I think we are, we need to look into the positive side of all of this.
What this enables us to do, it really enables us to fulfill our dreams, to build our own.
not to steal
the tag line of one of the
autumn manufacturer, build your own dream
becomes also true now very easily
with software
and I like Wolfgang your
quote. I think you said
the challenge will
be the one will win
that can show the value of the software
and not how it was built.
What is the value that you provide? Which
problems do you solve and in the end
nobody cares? How you built it? We will be able
to build it. Obviously much more efficient.
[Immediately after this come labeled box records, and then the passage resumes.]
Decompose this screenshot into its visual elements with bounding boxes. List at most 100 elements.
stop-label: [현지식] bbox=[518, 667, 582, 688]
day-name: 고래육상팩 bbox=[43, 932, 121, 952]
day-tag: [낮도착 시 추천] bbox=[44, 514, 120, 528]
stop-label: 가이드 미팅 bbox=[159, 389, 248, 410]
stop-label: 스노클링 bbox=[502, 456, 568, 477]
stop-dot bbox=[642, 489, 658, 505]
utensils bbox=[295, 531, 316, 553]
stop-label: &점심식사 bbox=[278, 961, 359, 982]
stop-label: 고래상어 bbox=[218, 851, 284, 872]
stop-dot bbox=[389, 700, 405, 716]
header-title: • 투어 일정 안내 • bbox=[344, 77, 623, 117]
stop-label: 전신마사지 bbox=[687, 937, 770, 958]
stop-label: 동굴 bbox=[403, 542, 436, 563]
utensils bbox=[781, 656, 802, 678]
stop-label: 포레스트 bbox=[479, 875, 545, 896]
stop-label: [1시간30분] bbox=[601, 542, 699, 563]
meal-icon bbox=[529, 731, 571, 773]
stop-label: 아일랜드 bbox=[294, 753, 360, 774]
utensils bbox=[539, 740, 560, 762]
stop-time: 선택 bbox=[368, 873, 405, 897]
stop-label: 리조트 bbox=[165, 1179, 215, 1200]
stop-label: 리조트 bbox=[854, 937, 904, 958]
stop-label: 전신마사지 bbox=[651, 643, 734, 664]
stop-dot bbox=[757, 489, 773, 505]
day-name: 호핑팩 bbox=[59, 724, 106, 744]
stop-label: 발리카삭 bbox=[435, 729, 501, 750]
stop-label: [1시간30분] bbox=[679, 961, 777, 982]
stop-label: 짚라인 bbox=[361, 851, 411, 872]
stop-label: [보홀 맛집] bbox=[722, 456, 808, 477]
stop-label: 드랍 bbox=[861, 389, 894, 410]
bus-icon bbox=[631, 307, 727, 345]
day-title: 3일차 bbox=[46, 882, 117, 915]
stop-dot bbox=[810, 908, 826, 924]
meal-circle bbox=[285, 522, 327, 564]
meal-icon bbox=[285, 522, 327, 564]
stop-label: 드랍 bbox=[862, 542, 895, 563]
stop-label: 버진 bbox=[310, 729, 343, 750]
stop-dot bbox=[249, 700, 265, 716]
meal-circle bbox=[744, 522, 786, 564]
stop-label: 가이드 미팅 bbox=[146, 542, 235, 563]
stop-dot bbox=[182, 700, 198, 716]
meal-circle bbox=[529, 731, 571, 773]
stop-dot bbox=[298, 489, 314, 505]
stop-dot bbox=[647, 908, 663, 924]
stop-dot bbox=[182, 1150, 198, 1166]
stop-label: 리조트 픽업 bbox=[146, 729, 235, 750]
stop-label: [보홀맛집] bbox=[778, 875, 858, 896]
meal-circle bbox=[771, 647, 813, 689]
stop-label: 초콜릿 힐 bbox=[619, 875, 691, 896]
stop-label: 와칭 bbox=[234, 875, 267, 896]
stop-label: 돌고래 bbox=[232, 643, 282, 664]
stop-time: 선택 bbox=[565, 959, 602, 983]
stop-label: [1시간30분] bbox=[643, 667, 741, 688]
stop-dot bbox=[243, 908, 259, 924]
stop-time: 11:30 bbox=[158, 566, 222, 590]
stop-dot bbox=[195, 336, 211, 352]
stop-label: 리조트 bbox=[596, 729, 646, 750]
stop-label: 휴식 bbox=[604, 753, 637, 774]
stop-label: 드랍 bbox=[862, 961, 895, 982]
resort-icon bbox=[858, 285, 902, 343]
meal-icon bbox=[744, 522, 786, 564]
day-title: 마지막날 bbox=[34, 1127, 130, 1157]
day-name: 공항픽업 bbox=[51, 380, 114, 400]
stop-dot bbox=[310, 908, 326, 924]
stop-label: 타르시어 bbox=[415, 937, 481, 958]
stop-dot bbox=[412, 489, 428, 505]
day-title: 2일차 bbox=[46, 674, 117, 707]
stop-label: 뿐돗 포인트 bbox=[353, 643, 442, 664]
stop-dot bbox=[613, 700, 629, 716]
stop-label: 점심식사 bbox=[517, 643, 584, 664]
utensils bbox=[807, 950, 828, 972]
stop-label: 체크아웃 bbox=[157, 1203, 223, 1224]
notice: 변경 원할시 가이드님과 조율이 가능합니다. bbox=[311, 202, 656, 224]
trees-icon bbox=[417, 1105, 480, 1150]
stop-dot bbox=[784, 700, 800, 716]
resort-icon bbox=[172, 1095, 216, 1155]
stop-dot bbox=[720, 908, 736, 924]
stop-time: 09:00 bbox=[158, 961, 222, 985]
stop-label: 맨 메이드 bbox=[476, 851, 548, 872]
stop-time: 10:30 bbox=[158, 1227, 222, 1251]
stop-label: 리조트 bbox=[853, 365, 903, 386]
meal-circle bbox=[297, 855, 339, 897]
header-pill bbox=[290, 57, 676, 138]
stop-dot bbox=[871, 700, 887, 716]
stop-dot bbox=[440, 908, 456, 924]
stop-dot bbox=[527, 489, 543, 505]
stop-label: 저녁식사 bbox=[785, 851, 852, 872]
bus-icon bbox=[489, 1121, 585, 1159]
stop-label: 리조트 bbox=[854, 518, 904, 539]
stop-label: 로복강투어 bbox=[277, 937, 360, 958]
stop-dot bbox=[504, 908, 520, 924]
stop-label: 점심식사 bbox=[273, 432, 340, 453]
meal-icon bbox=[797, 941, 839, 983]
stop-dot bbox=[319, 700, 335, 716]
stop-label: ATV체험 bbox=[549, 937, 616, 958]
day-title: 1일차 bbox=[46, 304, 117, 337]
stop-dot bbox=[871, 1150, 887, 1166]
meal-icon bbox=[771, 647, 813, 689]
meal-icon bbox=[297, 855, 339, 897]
there's probably a little side note to that because it's not just going to be the value to the human
but also the value to the agent in the future true yeah that's a good point cool um guys thank you so much
for your time um also thank you to brian wilson who today couldn't be with us but he was the one
who triggered this whole discussion he said he wanted to have this conversation so brian hopefully
you were able to listen to this episode to the end even though you were
were not co-hosting. And Benedict, Wolfgang, thank you so much. Keep us posted. I know,
obviously, we talk anyway all the time, but really exciting. And thanks for doing what you do.
And any other links, anything else that you wanted to share, just let me know and we'll
add it to the show notes. We do. Thank you, Andy. Thank you very much, Andy.
Thank you. Goodbye. See you. Bye. Bye. Bye.